St Gwenog's Church is a Church in Wales church near Llanybydder, Ceredigion, Wales. It is a medieval building dating back to the late fourteenth century and is situated in the hamlet of Llanwenog on a minor road off the A475 near Drefach, Ceredigion. It is a Grade I-listed building.

This is a medieval church, and the only one dedicated to Saint Gwenog. It dates to the late fourteenth and fifteenth centuries, with the fine tower being added some time after 1485. It bears a plaque with the arms of Rhys ap Thomas, Lord of Dinefwr and Carew. The interior has the original fifteenth-century barrel roof. The pews and other church furnishings are elaborately carved. Some of the work was done by and to the design of Colonel Herbert Davies-Evans of Highmead at the beginning of the twentieth century, and others by the celebrated Belgian wood-carver, Joseph Reubens of Bruges during the period 1914 to 1919.

The church was granted Grade I-listed status on 6 March 1964, for being "the most complete medieval church in Cardiganshire, with fine late C15 roof and tower". Coflein's description states that "The nave and chancel may date from the fourteenth century. The chapel is thought to be fifteenth century."

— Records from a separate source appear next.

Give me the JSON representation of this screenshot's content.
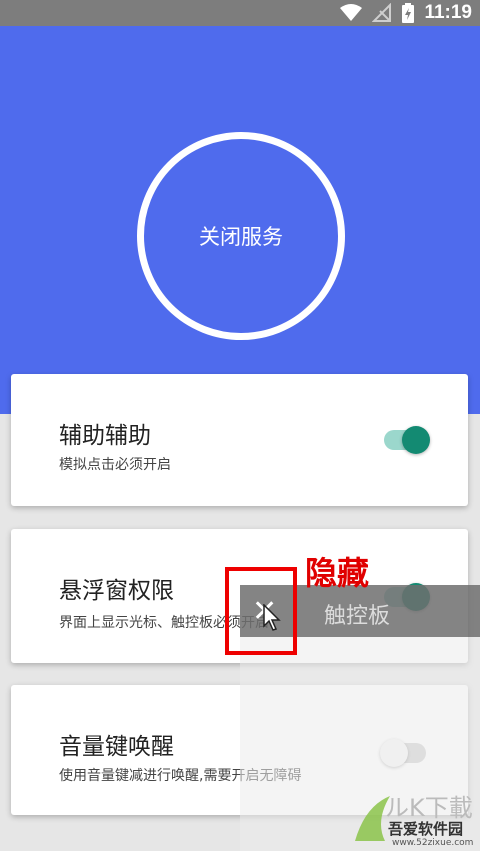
{
  "status_bar": {
    "time": "11:19",
    "icons": [
      "wifi-icon",
      "no-signal-icon",
      "battery-charging-icon"
    ]
  },
  "hero": {
    "button_label": "关闭服务",
    "background_color": "#4f6bed"
  },
  "settings": [
    {
      "title": "辅助辅助",
      "subtitle": "模拟点击必须开启",
      "enabled": true
    },
    {
      "title": "悬浮窗权限",
      "subtitle": "界面上显示光标、触控板必须开启",
      "enabled": true
    },
    {
      "title": "音量键唤醒",
      "subtitle": "使用音量键减进行唤醒,需要开启无障碍",
      "enabled": false
    }
  ],
  "overlay": {
    "label": "触控板",
    "close_icon": "close-icon",
    "annotation": "隐藏"
  },
  "watermark": {
    "text": "吾爱软件园",
    "url": "www.52zixue.com"
  },
  "colors": {
    "accent": "#138a72",
    "highlight": "#e00000"
  }
}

The church is in the United Benefice of Lampeter and Archdeaconry of Cardigan in the Diocese of St Davids.

==St Gwenog==
Little is known about Saint Gwenog. A 2015 guide to the church says that:
It is quite probable that Gwenog was first known by the name of Gwenllian or Gwen the Nun, and that it was she who established a preaching station, and erected a cross at Croesgwenllian – the farm-house which is situated only a short distance from the Church.

Sabine Baring-Gould describes her as "Virgin" and says that "The pedigree of Gwenog is nowhere given". Nicholas Harris Nicolas lists her saint's day as 3 January, and Smith and Wace state that she was from the 7th century.